The top Democrat in the race is Raphael Warnock, pastor of Atlanta's historic Ebenezer Baptist Church, where the Rev. Martin Luther King Jr. preached.
Loeffler, who was appointed in part to help Republicans in Georgia appeal to moderate suburban voters, has been battling it out with Collins in a race to the right as both seek a spot in a Jan. 5 runoff that is seen as likely. A runoff between the top two candidates is required in Georgia if no one gets more than 50% of votes on Nov. 3.
Greene is a business woman and political newcomer who has shown support for QAnon, a far-right conspiracy theory centered on the baseless belief that Trump is secretly fighting enemies in the “deep state” and a child sex trafficking ring run by satanic pedophiles and cannibals.
In a series of videos Greene has also alleged an “Islamic invasion” of government offices, claimed Black and Hispanic men are held back by “gangs and dealing drugs,” and accused billionaire philanthropist George Soros of collaborating with the Nazis.
More recently, she has attacked the Black Lives Matter movement and the use of masks to protect against the coronavirus.
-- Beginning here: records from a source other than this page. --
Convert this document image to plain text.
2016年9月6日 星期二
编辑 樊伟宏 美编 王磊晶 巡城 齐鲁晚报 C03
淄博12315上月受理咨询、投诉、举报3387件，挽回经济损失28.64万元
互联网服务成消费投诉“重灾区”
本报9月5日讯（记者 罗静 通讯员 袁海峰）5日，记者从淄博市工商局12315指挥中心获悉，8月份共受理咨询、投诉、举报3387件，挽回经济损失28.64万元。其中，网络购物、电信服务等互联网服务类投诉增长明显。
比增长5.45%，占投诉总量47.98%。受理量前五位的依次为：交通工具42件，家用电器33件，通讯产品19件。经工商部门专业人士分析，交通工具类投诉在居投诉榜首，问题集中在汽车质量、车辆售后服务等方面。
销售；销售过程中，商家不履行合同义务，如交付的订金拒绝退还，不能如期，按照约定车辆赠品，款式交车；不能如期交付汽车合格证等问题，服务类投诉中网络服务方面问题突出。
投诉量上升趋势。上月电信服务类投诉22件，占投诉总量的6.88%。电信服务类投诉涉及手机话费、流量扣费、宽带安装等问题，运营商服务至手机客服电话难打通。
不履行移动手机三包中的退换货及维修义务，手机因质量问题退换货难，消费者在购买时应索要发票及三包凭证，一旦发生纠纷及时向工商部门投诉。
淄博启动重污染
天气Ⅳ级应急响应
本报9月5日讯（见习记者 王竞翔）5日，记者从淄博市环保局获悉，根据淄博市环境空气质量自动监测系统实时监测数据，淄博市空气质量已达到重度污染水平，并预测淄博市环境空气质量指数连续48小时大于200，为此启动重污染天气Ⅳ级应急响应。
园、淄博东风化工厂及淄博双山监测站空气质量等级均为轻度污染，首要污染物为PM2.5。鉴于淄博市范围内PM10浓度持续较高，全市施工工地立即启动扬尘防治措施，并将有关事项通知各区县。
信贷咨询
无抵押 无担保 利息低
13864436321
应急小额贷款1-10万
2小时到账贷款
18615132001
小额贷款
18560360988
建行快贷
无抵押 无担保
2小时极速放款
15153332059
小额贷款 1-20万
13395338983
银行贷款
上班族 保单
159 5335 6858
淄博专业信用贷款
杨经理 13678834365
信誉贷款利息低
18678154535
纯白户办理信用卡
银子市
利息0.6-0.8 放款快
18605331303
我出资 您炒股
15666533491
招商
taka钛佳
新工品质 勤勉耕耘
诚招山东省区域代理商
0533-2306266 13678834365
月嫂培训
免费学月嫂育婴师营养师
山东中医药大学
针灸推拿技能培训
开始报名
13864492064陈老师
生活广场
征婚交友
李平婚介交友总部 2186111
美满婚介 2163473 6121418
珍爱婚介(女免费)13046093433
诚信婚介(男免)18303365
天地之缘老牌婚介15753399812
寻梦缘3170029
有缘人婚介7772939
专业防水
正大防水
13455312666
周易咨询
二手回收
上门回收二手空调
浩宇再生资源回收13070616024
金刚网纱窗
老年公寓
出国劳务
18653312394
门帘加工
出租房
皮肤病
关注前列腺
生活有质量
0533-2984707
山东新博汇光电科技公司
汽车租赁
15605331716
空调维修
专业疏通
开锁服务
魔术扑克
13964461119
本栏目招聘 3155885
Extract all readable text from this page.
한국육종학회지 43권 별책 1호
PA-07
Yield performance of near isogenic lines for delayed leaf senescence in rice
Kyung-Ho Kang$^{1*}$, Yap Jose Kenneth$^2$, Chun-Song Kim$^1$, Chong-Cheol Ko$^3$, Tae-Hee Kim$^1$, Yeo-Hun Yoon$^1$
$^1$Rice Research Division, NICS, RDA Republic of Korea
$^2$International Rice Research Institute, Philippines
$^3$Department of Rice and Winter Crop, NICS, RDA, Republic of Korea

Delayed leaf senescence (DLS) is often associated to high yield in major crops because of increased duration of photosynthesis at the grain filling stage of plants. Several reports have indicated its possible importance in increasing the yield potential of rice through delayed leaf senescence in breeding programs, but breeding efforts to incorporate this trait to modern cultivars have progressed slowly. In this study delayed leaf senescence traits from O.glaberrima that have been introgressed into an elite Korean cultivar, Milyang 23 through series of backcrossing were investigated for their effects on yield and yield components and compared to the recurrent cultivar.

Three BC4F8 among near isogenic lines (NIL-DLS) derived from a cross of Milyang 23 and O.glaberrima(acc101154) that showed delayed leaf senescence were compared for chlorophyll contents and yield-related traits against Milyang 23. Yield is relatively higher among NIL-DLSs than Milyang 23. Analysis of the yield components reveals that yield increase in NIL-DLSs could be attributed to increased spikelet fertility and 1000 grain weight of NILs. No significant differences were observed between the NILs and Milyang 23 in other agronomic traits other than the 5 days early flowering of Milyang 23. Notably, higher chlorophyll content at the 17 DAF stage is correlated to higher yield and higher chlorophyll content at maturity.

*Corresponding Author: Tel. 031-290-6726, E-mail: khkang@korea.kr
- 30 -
Greene is running essentially unopposed in northwest Georgia's heavily conservative 14th Congressional District after Democrat Kevin Van Ausdal dropped out of the race, saying he was leaving the state entirely.
It was not the first time that Loeffler and Greene have attended an event together. Both attended a pro-Second Amendment rally in the northwest Georgia town of Ringgold in September, flanked by men wearing body armor and carrying rifles.
Voting is already underway in Georgia. In-person early voting began Monday, and absentee ballots started going out to voters in late September.